A Mock Execution طباعة

Saadi Youssef

One experiences thousands and thousands of events in this life: a life often ecstatic and exhausting, but rarely free and exhilarating.

By nature, a human’s mental ability to preserve is limited and thus we tend to forget many an incident. And then we totally forget what we have forgotten. But there is what is unforgettable:

The mother’s face.

 

A firstborn’s name.

The eye color of the first beloved.

And so on.

There is also what is unforgettable on the dark side of the moon.

 

For example:

A mock execution.

*

In February of 1963 I was in Basra coming from Baghdad. The Ba`thists had just mounted a military coup and were in control of Basra. Their militia, the so-called The National Guard, was armed with a mixture of Port-Said machine guns and other light arms. This militia had checkpoints in the city’s squares, neighborhoods, and markets. It was given free rein to arrest, torture, and even kill people, as if they were stray dogs.

“The National Guard” arrested me and took me to their headquarters, in the Association of Economists, near Shat al-Arab. The association was, just one day before the coup, administered by communists from Basra.

The building was full of young armed Ba`thists brandishing pistols that could go off any minute, because they weren’t secured. It was also full of detainees who were crowded in a hall not far from the street and the river.

*

The following day I was moved to a small room that had a bamboo chair.

 

At night, a young guard came.

He said: “I will leave the door ajar. I won’t close it. The hallway is right in front of you and it leads to the street. You might think of escaping.

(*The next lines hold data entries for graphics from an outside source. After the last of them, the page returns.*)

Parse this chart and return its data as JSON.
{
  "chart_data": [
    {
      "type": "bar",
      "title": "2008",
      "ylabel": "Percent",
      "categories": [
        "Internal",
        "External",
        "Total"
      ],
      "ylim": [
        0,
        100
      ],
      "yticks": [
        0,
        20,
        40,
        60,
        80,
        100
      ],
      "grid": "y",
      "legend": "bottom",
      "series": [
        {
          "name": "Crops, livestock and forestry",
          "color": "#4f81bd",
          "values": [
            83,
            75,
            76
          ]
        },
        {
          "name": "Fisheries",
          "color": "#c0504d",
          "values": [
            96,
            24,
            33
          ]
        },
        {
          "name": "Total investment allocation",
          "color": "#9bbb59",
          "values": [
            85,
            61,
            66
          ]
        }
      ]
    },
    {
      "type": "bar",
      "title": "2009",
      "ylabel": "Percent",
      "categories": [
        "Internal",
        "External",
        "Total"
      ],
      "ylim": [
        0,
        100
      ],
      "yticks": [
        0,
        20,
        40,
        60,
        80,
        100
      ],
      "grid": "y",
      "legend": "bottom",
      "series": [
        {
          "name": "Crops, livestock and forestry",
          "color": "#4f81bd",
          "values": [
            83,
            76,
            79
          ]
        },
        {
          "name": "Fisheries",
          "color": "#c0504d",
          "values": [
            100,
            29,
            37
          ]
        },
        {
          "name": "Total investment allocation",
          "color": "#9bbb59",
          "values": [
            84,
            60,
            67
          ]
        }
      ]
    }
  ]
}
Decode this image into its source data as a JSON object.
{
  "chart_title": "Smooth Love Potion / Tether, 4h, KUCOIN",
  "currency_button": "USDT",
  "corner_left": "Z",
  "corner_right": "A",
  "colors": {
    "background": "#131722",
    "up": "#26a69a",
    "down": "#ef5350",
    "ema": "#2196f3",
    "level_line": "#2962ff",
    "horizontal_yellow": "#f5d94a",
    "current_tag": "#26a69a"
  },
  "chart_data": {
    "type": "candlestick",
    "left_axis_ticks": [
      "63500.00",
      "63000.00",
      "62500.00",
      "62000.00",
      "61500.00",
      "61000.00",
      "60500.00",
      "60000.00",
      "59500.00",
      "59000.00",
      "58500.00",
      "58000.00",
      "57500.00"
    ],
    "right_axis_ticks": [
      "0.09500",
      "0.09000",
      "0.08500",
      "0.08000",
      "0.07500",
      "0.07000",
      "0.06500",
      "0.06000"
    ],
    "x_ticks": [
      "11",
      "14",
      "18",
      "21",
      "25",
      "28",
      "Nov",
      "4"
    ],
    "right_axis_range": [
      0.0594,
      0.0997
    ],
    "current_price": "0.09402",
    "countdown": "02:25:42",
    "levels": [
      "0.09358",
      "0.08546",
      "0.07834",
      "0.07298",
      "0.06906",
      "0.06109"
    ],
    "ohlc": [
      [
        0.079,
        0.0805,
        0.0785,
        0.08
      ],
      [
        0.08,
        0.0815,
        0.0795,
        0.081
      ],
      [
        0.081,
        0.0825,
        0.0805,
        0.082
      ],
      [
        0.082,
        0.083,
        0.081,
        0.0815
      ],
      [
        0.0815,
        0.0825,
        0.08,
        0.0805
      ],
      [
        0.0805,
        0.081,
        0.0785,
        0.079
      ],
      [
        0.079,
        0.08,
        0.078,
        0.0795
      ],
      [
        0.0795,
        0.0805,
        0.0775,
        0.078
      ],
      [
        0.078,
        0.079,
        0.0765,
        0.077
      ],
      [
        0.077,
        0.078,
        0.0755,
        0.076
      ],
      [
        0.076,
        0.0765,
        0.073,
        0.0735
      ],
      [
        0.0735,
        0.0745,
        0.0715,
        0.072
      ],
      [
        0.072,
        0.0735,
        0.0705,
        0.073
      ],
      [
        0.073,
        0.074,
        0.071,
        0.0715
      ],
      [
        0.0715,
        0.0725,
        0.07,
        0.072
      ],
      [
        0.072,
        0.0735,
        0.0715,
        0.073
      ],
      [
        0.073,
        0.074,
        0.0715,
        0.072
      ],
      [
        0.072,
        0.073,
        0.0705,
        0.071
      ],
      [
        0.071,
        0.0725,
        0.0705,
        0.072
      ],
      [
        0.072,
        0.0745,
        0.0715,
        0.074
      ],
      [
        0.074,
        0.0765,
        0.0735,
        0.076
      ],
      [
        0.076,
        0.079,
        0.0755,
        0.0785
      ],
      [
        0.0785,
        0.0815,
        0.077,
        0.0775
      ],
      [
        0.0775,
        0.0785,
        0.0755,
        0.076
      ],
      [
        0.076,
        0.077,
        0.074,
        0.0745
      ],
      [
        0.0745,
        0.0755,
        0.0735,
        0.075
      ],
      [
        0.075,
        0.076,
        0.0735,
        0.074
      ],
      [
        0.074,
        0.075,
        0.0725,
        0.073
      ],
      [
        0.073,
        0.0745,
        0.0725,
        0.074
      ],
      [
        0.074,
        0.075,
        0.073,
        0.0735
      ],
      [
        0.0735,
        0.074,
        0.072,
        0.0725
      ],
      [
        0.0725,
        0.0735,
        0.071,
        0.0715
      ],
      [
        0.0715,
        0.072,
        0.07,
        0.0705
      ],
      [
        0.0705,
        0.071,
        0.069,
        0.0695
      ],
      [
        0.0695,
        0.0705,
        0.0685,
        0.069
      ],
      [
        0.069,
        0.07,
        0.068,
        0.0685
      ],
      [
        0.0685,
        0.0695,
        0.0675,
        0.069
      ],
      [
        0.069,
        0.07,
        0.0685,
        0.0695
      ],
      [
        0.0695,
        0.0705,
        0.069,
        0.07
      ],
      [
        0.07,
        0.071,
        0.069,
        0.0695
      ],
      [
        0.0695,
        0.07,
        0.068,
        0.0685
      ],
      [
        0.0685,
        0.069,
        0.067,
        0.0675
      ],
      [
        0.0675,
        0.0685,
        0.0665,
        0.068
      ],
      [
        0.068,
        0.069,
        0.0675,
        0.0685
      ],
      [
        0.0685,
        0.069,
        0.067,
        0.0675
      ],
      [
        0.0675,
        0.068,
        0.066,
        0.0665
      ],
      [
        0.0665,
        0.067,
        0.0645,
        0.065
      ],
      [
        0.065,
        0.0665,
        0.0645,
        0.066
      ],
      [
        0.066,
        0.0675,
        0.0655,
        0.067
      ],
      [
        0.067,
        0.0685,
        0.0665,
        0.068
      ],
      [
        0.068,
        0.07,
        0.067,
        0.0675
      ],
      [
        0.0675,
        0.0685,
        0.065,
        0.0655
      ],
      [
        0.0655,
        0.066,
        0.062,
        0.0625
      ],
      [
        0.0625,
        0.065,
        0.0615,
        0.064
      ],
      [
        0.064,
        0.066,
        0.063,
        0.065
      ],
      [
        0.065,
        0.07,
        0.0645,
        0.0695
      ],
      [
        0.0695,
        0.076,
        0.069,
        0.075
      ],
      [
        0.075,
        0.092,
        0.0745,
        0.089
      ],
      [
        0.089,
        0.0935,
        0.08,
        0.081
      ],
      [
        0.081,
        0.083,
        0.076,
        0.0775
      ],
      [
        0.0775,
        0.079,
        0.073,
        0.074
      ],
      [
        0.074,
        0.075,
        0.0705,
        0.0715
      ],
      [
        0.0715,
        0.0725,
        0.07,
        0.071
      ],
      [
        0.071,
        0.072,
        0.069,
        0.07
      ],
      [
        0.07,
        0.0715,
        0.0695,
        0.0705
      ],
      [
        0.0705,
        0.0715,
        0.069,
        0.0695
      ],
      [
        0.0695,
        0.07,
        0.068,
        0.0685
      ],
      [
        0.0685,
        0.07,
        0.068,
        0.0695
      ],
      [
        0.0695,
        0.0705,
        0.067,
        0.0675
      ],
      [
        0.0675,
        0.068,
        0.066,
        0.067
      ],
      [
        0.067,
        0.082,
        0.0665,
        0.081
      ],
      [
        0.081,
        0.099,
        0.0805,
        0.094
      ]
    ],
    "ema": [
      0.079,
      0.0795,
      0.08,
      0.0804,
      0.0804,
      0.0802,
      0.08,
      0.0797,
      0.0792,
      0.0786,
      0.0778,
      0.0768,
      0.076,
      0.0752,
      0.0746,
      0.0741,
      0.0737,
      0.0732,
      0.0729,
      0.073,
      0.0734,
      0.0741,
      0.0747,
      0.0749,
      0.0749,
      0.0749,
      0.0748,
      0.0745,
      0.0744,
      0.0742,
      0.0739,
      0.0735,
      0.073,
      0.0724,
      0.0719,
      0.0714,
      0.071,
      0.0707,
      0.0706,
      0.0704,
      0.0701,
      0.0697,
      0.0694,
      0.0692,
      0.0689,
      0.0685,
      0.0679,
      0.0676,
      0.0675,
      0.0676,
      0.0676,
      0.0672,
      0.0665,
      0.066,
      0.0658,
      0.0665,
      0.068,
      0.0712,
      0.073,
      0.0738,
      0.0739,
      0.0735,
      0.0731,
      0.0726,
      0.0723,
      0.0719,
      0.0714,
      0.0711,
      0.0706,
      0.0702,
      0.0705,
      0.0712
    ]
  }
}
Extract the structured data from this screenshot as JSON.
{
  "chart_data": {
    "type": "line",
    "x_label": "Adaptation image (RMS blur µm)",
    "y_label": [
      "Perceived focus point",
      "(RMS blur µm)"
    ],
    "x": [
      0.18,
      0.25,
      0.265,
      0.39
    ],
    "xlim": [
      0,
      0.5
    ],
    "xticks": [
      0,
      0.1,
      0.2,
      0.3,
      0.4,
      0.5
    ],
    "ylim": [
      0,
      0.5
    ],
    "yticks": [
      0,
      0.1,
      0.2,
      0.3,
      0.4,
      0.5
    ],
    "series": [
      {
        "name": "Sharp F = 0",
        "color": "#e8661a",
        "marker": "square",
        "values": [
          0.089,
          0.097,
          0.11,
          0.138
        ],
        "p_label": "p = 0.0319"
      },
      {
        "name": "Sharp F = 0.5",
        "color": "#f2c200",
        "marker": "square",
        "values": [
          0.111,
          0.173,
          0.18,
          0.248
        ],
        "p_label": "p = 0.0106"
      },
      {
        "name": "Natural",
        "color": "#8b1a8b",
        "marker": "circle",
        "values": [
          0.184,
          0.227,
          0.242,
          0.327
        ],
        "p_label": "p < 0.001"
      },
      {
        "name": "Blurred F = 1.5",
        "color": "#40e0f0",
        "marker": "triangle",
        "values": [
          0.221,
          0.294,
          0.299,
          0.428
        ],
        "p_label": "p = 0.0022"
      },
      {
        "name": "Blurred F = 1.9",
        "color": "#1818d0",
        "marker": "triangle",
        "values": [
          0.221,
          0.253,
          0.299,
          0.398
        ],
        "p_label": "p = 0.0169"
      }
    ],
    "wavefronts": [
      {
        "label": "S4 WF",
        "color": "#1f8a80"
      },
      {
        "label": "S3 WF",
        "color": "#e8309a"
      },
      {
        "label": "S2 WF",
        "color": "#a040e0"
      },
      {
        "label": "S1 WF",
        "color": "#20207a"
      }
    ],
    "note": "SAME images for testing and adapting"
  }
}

Try it, but I will shoot you.”

*

I spent the night in that tiny room

I was exhausted and slept like a log.

*

The next day, at forenoon, the commander came. I remember that his name was Fathi. He owned a shoe store in Suq al-Hunud in Basra. Fathi was spiffy and was carrying his Port-Said gun.

He tied my hand to the back of the chair, then blindfolded me.

My wrist watch fell to the ground and I heard the thud.

He ordered that the door be shut and I heard it.

He said calmly: “We are going to execute you.

 

Do you have anything to tell us?”

I was too weak to answer.

He said: “So, you have nothing to tell us!”

I heard the machine gun cocked.

 

The bullets were out.

A single salvo.

*

I didn’t die.

As Badr Shakir al-Sayyab wrote in his famous poem “Christ After Crucifixion”:

“So

I didn’t die. . .”

*

A few days ago, I read what my friend Wasif Shannun (he is in Australia now) wrote about his suffering after the 1991 uprising in southern Iraq, when he was with detainees in a camp administered by “Mujahideen Khalq” and how they used to cover the heads of detainees with black hoods to execute them.

How they covered his head more than once for a mock execution.

Wasif Shannun has been in Australia for about twenty years and he hasn’t forgotten what he went through.

So, there is what cannot be forgotten on the dark side of the moon!